Whistling used to be a specific musical profession. A professional whistler was called a Siffleur and there were numerous acts in Vaudeville and Music-Hall who did nothing except entertain audiences with their whistling. Quite when and why the art of whistling fell out of favour I don’t exactly know. Indeed, amongst certain circles, whistling has never been in favour. A major no-no in fact. Once, while busking to a crowd of people who were waiting to cross Burrard Inlet on the Sea-Bus, a guy dropped a two-dollar coin into my ukulele case saying, “I’ll give you that – but only if you don’t whistle.”

 

It turned out he’d just come out of prison, where whistling is definitely not allowed. The sound of my whistling was putting him on edge. Similarly, you mustn’t pucker-up and blow in the confined spaces of the theatre – where it’s considered bad luck to whistle – or indeed on a boat where it is also bad luck, especially if you’re a woman because: “it could invite the wind”.

 

In close quarters, where people can’t get away from it, one mindless whistler can spoil the mood of many and this can cause the many to get very cranky. In such places, whether it be prison, backstage or onboard, whistling is something you just don’t do because it is simply very annoying. And no wonder; once you have the knack, whistling can be done easily, tunelessly, and totally without thinking. Little wonder some whistlers get a bad reputation.

 

Unlike piano players, who make a clear decision to sit down and open the keyboard to tinkle the ivories, whistlers will often trill away while their mind is on other things without realising they are doing it. It’s hard to know exactly why this is. I do it myself. Before my father’s dementia got to where it is now, he would accuse me of whistling tunelessly while I’d be doing a household task. This comment, and it occurred several times, stung me. It would stop me in my tracks while I wondered how it could possibly be?

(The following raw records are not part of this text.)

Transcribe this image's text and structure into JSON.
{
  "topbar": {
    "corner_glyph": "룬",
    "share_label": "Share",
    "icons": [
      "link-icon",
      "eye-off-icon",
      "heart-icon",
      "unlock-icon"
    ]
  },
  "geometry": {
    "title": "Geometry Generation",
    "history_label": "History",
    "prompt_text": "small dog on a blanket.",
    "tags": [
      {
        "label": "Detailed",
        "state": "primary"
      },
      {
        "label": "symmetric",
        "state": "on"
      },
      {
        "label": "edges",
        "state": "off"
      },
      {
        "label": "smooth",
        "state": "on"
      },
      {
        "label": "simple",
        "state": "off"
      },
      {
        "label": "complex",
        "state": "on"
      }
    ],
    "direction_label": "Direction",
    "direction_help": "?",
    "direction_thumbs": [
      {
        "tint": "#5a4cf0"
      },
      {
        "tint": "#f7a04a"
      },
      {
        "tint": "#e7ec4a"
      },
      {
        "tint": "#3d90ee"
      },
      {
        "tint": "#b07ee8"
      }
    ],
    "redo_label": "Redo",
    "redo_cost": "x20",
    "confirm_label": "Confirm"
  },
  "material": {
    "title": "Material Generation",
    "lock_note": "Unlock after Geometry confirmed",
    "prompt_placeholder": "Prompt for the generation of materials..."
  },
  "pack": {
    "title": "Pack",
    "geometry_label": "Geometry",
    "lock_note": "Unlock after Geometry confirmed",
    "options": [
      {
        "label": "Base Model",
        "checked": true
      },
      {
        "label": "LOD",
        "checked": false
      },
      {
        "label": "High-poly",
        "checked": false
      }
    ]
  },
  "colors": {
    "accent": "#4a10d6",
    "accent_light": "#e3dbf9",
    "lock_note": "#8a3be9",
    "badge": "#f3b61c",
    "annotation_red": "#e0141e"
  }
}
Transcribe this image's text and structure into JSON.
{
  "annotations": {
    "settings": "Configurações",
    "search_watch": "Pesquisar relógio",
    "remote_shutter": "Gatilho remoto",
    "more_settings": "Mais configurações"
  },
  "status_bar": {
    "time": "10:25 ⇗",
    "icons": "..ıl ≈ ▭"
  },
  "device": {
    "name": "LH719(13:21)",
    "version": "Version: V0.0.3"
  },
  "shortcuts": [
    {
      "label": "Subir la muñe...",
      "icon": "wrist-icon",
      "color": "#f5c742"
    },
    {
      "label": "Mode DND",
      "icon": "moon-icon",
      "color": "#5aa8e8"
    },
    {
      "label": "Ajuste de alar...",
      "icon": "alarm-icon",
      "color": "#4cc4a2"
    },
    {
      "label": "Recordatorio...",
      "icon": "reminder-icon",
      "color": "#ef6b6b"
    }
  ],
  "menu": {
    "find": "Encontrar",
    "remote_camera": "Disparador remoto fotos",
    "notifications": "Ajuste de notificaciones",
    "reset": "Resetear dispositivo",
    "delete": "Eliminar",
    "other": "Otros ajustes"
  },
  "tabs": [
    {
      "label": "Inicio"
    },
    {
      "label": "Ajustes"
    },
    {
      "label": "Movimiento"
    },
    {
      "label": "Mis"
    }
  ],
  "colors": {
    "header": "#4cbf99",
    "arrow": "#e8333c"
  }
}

I’m usually complemented on my whistling and have NEVER been accused of being “tuneless”.

 

Once I’d studied the situation, I concluded that he was not commenting on my ability to stay in tune, rather he was disturbed by the fact that he didn’t recognise the tune and therefore, since he didn’t know it, it couldn’t possibly be a tune and that’s why my whistling was tuneless. That’s fathers for you!

 

But frankly, I couldn’t recognise my melodies either. I’ve discovered that I have a repertoire of automatic whistling tunes that I never consciously copied or composed. In fact, except that I’ve since had the wherewithal to record some, I am unable to repeat these auto-tweets no matter how hard I try. I’m not saying the tunes are good, necessarily, just that they only seem to come out when my mind is on other things. I just hope to high-heaven they never put me in prison. I wouldn’t last five minutes.